We’ve now had over a year of contradictions. Ministers say the UK welcomes the “brightest and the best” while continuing to brief against “low quality courses”. Universities are urged to diversify their recruitment markets at the same time as the visa and immigration rules that underpin the UK’s competitiveness are tightened.

Institutions are also encouraged to grow international research and innovation capability while operating within a funding system that increasingly relies on international fees to underwrite domestic teaching and research. The new strategy tiptoes around this political theatre rather than confronting it.

A serious international education strategy, by contrast, would have set out clear conditions for stability. Central to this should be buy‑in from the Home Office to prevent the Graduate Route being reopened for debate each spring as part of the annual migration cycle.

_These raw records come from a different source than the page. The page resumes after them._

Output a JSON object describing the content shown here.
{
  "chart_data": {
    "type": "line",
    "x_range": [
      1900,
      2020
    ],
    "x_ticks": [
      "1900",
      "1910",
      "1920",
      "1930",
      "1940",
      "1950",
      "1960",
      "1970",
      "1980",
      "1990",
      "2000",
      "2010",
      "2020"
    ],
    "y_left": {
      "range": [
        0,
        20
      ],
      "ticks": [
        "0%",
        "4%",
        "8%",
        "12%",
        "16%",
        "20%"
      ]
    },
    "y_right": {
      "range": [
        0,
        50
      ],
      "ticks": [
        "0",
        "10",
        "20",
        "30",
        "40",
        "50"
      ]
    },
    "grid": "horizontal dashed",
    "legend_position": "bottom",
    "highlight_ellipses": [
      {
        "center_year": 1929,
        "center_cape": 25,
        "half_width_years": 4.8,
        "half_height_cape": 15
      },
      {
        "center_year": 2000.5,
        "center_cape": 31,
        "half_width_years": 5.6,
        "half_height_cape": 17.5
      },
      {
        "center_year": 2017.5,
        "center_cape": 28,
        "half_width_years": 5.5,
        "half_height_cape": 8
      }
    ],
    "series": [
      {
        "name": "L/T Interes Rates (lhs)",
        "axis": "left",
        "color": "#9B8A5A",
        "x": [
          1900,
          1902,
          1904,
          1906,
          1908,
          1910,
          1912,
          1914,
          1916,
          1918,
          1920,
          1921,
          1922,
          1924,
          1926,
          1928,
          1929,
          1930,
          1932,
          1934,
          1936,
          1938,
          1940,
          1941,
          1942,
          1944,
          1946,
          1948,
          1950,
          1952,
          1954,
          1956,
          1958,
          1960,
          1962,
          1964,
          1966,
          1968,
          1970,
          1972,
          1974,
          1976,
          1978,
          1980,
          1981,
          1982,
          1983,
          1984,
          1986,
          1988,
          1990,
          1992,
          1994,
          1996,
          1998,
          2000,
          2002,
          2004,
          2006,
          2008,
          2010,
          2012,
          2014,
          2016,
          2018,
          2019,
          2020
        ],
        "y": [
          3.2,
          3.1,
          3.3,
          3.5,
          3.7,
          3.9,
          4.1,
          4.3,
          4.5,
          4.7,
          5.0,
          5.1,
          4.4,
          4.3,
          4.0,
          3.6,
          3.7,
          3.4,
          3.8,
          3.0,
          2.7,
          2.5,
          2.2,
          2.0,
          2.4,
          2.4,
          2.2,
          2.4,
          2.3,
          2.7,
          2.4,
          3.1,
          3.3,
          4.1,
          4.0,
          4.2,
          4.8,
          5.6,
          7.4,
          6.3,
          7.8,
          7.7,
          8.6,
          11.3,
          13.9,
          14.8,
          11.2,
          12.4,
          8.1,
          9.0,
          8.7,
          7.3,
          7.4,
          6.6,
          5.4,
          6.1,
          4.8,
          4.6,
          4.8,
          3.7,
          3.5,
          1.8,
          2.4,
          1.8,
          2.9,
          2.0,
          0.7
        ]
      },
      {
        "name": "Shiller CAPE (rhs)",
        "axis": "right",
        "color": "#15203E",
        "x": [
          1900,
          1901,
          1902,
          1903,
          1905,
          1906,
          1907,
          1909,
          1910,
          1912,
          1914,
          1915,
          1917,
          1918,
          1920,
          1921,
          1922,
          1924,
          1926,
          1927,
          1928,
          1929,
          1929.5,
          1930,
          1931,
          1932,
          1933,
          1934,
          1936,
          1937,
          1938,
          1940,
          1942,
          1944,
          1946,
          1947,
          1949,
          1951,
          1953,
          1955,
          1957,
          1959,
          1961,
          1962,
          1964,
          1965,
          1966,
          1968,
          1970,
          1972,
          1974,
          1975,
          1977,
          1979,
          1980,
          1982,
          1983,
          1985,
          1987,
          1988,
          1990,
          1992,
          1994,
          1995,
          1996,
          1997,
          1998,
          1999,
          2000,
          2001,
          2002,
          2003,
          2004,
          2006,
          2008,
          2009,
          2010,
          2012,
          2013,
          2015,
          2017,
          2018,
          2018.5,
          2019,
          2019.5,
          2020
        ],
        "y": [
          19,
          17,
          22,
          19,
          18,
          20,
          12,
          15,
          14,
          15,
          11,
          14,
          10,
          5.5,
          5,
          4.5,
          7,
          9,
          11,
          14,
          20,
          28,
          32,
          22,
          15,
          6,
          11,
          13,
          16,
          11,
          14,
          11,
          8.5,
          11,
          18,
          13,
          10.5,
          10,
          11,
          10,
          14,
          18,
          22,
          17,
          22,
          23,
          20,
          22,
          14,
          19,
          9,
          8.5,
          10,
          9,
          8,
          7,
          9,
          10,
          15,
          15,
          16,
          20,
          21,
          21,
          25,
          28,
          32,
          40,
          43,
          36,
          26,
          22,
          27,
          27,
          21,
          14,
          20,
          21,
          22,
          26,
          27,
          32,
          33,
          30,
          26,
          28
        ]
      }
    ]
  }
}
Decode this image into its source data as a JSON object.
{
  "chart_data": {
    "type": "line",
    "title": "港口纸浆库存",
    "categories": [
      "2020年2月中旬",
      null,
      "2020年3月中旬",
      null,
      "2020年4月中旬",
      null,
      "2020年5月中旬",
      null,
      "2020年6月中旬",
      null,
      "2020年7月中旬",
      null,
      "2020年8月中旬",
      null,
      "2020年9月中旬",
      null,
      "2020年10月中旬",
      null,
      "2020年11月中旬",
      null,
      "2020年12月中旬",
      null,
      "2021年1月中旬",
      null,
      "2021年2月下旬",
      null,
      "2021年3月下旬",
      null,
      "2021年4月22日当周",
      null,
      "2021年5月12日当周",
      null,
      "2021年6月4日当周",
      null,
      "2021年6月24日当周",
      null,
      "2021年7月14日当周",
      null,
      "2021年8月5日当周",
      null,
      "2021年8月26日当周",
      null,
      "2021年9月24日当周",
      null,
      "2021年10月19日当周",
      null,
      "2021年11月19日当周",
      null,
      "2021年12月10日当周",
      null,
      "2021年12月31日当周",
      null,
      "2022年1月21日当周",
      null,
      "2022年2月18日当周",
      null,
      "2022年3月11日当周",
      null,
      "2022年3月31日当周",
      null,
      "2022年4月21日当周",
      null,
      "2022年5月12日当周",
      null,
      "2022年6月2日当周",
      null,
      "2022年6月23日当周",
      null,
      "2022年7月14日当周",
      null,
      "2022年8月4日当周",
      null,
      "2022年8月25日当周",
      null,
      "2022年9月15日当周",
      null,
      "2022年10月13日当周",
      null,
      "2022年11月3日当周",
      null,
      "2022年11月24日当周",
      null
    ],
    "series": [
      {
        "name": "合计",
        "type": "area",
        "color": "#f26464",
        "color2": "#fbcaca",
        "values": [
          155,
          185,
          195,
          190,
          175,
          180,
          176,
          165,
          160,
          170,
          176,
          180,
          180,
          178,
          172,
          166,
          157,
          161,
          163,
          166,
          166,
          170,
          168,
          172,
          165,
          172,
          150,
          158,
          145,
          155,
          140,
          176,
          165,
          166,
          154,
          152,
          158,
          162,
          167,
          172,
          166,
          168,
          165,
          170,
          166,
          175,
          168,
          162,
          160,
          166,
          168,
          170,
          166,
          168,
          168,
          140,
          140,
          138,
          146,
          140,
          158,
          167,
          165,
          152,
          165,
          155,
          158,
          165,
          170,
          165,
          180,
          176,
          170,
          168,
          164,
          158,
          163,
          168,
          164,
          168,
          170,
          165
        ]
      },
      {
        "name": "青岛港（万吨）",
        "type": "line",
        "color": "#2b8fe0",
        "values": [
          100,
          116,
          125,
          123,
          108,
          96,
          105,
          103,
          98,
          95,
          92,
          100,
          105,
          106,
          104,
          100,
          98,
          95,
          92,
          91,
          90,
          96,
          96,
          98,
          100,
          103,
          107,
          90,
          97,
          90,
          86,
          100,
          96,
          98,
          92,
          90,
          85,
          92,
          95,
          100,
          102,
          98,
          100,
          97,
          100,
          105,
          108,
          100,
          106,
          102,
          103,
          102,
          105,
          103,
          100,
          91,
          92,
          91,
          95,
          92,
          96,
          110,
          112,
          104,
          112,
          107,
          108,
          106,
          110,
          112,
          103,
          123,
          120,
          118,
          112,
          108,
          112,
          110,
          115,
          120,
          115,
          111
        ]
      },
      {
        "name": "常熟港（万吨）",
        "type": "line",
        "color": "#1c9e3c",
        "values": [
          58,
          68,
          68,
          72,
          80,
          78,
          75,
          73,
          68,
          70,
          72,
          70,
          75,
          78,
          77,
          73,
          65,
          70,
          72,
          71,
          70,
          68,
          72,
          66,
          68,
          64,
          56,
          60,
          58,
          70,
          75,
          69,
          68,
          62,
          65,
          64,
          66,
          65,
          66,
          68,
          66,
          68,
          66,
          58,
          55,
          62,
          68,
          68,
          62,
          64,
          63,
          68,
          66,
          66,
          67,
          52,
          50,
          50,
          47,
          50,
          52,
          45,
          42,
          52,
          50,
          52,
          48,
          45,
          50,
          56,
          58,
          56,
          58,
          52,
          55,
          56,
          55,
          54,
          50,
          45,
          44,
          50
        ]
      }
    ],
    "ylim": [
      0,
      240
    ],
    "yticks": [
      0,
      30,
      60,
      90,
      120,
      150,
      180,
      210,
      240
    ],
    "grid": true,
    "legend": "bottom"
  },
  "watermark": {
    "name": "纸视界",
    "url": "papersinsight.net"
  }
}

Persistent speculation around graduates’ post‑study work rights creates unnecessary volatility in the market. Without reassurance on future prospects, applicants hesitate and universities are left unable to plan with confidence.

Fixing the faultlines

A serious strategy would also have grappled with the hard wiring required to deliver its ambitions. Setting out a wish‑list is one thing; explaining how it will be financed and implemented is quite another. With the international student fee levy already a ‘done deal’ in England at least, this was an obvious opportunity to make a credible claim on a portion of that revenue for reinvestment into destination marketing and international competitiveness.

The strategy could also have anchored international education more firmly in domestic growth ambitions and wider political developments. The emerging English Devolution Bill presents an obvious hook for this join‑up. Yet, the strategy barely touches the mechanics of how mayoral areas will be empowered and resourced to make the benefits of international education visible locally, whether through housing, placements or graduate jobs. Without this alignment, the contribution of international education to regional economies remains largely ignored.

The pivot to TNE

As it stands, government messaging leans heavily on transnational education (TNE) and offshore growth to reach the £40  billion export target without increasing onshore numbers. There is, of course, a place for this pivot, particularly as the cost of international mobility rises and environmental concerns grow. But TNE will not solve the sector’s financial challenges, nor should it become an alibi for avoiding the difficult decisions required to make in‑person international education work.

TNE will not solve the sector’s financial challenges, nor should it become an alibi for avoiding the difficult decisions required to make in‑person international education work

In this context, institutional agency matters more than ever. Universities can move first on responsible recruitment and student experience – strengthening agent quality, planning for sustainable housing with regional partners and expanding placement capacity – so that if and when the UK government returns to the Graduate Route, the foundations of good practice are already in place.

The way forward

International education is not a fringe issue for the UK economy. It is one of the country’s most successful exports, a cornerstone of its soft power and a vital pillar of support for a higher education sector under strain. Treating it as politically convenient when it grows, and politically expendable when it does not, undermines all three of its core functions.

The UK university sector does not need another vision-setting piece. It needs direction – with clear signals of intent from Cabinet ministers, consistency in policy approach and confidence that international students are valued not just on arrival, but throughout their time at university and beyond.

Without that, the policy drift will continue. And in an increasingly competitive global market, drift can have a habit of turning quickly into decline.